Borrowings may be allowed to meet gaps in funding
New Delhi, May 20
The core group formed on National Highway Development Programme (NHDP) financing, in Planning Commission has called for splitting the road cess revenues that accrue to National Highways Authority of India (NHAI) into two parts.
One part entails servicing the public private partnership (PPP) component; and the other, engineering procurement contract (EPC), operation and maintenance (O&M) and miscellaneous component.
A part of the road cess revenues from 2006-07 onwards may be earmarked and put under a separate budget head for PPP, to be used only for meeting the viability gap requirements of BOT (Toll) projects.
The Planning Commission would do the earmarking annually in consultation with the Road Transport and Highways Ministry, and the Planning Commission, it has said.
For meeting any gaps in funding, short-term or medium-term borrowings may be allowed provided they are under overall borrowing limits of NHAI.
The remaining cess revenues along with toll revenues and committed external aid may be used for funding O&M, land acquisition, feasibility studies, establishment cost, amongst others. One of the suggestions by the Group is that the annual borrowing limits of NHAI should be fixed in such a way that the annual debt service obligations would not exceed 50 per cent of its projected annual revenues.
The annual borrowing limits for NHAI should be fixed from year to year by the Finance Ministry in consultation with the Planning Commission, it has mooted.

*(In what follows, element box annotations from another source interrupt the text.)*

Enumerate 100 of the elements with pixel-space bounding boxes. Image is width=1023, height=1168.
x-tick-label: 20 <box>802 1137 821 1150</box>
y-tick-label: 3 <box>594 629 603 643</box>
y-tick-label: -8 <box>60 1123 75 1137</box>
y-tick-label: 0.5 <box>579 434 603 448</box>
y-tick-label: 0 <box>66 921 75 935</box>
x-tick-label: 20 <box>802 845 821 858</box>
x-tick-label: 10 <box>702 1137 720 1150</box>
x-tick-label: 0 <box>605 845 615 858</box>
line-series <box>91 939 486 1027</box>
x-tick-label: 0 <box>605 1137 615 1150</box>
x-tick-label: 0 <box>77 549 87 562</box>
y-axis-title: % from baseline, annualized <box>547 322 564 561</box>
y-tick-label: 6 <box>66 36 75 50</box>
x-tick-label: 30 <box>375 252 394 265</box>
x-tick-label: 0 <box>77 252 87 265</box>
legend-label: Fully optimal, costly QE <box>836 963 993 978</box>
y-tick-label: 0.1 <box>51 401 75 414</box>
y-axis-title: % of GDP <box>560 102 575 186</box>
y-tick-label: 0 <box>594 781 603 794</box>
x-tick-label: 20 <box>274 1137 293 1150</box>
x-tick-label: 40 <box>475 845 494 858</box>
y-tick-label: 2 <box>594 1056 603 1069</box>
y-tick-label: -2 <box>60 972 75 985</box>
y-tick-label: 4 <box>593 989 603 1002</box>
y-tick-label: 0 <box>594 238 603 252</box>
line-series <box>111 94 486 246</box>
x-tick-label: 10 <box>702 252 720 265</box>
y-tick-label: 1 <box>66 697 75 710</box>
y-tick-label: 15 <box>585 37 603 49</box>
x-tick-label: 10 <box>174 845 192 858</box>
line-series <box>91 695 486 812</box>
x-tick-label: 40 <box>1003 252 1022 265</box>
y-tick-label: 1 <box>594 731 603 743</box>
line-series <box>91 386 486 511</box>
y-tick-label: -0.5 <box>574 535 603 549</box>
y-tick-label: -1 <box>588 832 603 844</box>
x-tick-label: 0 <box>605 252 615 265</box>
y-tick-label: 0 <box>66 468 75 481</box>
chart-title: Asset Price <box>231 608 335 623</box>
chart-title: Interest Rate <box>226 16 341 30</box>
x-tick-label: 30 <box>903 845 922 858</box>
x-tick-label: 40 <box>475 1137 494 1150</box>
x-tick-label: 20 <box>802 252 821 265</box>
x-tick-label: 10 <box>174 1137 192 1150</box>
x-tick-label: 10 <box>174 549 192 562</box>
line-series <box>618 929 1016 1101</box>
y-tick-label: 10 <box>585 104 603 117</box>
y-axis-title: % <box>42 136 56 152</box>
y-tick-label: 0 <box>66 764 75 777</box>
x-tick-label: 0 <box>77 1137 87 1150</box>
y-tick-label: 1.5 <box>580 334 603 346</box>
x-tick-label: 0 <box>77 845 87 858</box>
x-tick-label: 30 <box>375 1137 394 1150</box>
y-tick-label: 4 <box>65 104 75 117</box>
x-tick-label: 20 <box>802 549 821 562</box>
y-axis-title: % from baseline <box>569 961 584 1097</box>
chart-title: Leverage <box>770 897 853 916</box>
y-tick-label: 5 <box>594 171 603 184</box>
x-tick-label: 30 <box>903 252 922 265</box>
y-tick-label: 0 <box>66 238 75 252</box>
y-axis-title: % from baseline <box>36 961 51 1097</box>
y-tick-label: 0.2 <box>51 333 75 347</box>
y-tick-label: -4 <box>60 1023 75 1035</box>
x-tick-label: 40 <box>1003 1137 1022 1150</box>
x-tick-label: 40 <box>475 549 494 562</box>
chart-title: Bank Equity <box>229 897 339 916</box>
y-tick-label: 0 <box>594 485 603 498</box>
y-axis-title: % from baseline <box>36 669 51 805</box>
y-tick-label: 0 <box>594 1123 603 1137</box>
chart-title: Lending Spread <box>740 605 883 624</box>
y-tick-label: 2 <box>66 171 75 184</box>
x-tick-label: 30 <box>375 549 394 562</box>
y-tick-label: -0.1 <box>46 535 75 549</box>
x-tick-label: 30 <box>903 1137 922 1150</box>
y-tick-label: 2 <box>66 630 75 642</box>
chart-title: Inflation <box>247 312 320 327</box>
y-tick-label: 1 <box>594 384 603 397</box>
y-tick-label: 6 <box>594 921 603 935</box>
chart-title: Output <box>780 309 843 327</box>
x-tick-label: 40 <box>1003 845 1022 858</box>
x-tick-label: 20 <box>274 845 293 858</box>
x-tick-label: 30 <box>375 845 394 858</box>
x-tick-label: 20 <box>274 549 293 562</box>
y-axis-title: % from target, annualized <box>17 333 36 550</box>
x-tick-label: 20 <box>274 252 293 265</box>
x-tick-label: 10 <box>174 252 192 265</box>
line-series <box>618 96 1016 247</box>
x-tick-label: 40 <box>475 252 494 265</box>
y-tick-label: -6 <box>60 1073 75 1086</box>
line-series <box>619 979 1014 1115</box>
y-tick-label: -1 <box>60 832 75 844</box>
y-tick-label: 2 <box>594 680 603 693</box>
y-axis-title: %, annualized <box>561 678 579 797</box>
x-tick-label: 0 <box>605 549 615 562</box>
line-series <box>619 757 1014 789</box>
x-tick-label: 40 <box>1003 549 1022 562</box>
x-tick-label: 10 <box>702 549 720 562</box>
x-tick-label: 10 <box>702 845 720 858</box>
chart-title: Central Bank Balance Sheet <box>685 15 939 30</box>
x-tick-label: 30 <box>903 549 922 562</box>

The borrowing limits should also include annuity repayments, as nature of liabilities created by annuities is similar to that of borrowings and both constitute a charge on future cess revenues of NHAI, it has said.
"The borrowing limits of NHAI should be fixed to the extent that its annual debt service obligations did not exceed 50 per cent of its projected revenues," the committee has recommended.

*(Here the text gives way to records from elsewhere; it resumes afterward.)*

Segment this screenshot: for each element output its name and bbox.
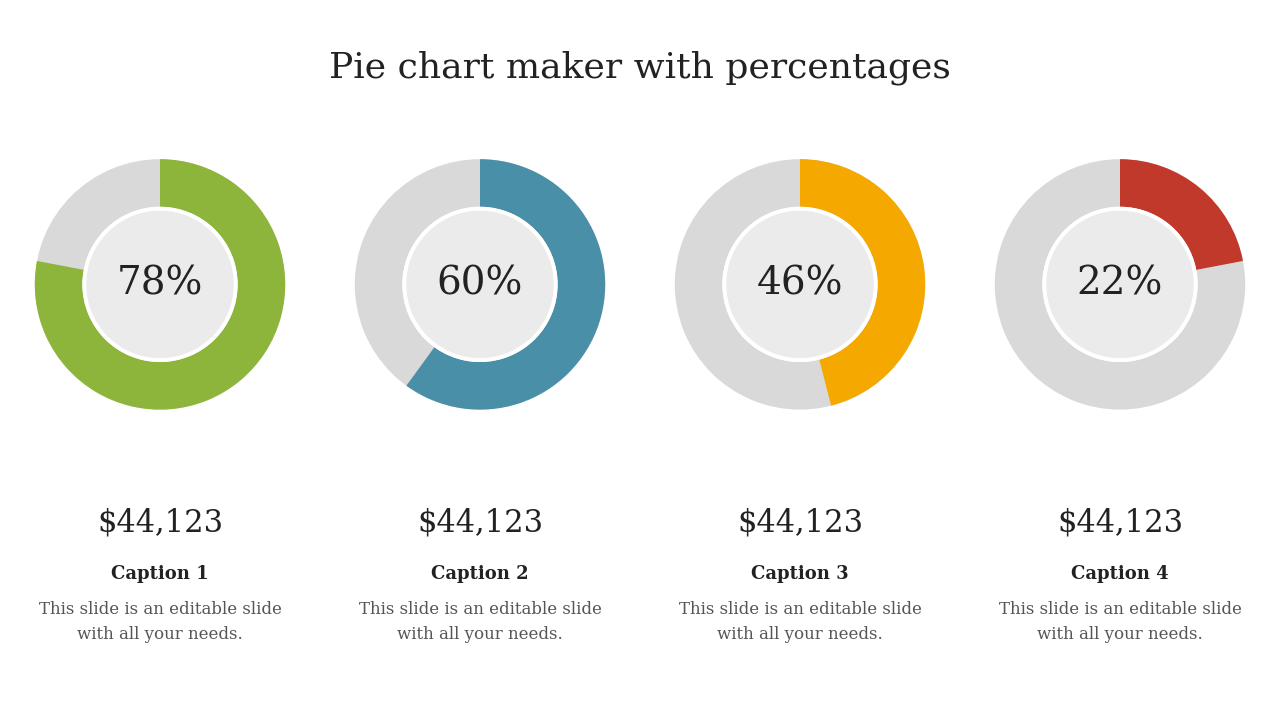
Text: 60%: 60% [436,266,524,303]
Text: $44,123: $44,123 [97,508,223,539]
Circle shape [406,211,554,358]
Text: Caption 1: Caption 1 [111,565,209,583]
Wedge shape [675,159,925,410]
Text: Caption 2: Caption 2 [431,565,529,583]
Circle shape [1042,207,1198,362]
Wedge shape [995,159,1245,410]
Circle shape [86,211,234,358]
Text: This slide is an editable slide
with all your needs.: This slide is an editable slide with all… [678,601,922,643]
Wedge shape [35,159,285,410]
Text: $44,123: $44,123 [1057,508,1183,539]
Text: Caption 3: Caption 3 [751,565,849,583]
Text: This slide is an editable slide
with all your needs.: This slide is an editable slide with all… [998,601,1242,643]
Text: $44,123: $44,123 [737,508,863,539]
Wedge shape [35,159,285,410]
Text: 46%: 46% [756,266,844,303]
Text: Pie chart maker with percentages: Pie chart maker with percentages [329,50,951,85]
Circle shape [722,207,878,362]
Wedge shape [406,159,605,410]
Circle shape [402,207,558,362]
Text: 78%: 78% [116,266,204,303]
Circle shape [82,207,238,362]
Wedge shape [1120,159,1243,270]
Circle shape [726,211,874,358]
Text: 22%: 22% [1076,266,1164,303]
Text: $44,123: $44,123 [417,508,543,539]
Circle shape [1046,211,1194,358]
Wedge shape [355,159,605,410]
Text: Caption 4: Caption 4 [1071,565,1169,583]
Wedge shape [800,159,925,405]
Text: This slide is an editable slide
with all your needs.: This slide is an editable slide with all… [358,601,602,643]
Text: This slide is an editable slide
with all your needs.: This slide is an editable slide with all… [38,601,282,643]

It also noted that such borrowings should be allowed only for funding the grant element of PPP projects as that would maximise the leveraging effect.
The other view was imposition of such ad hoc borrowing limits on NHAI would become an impediment in programme implementation and therefore NHAI should be allowed to borrow to such limit as is necessary for time bound execution of the programme.
According to this view, in order to undertake the NHDP as envisaged the entire cess revenue up to 2029-30 could be committed for debt service.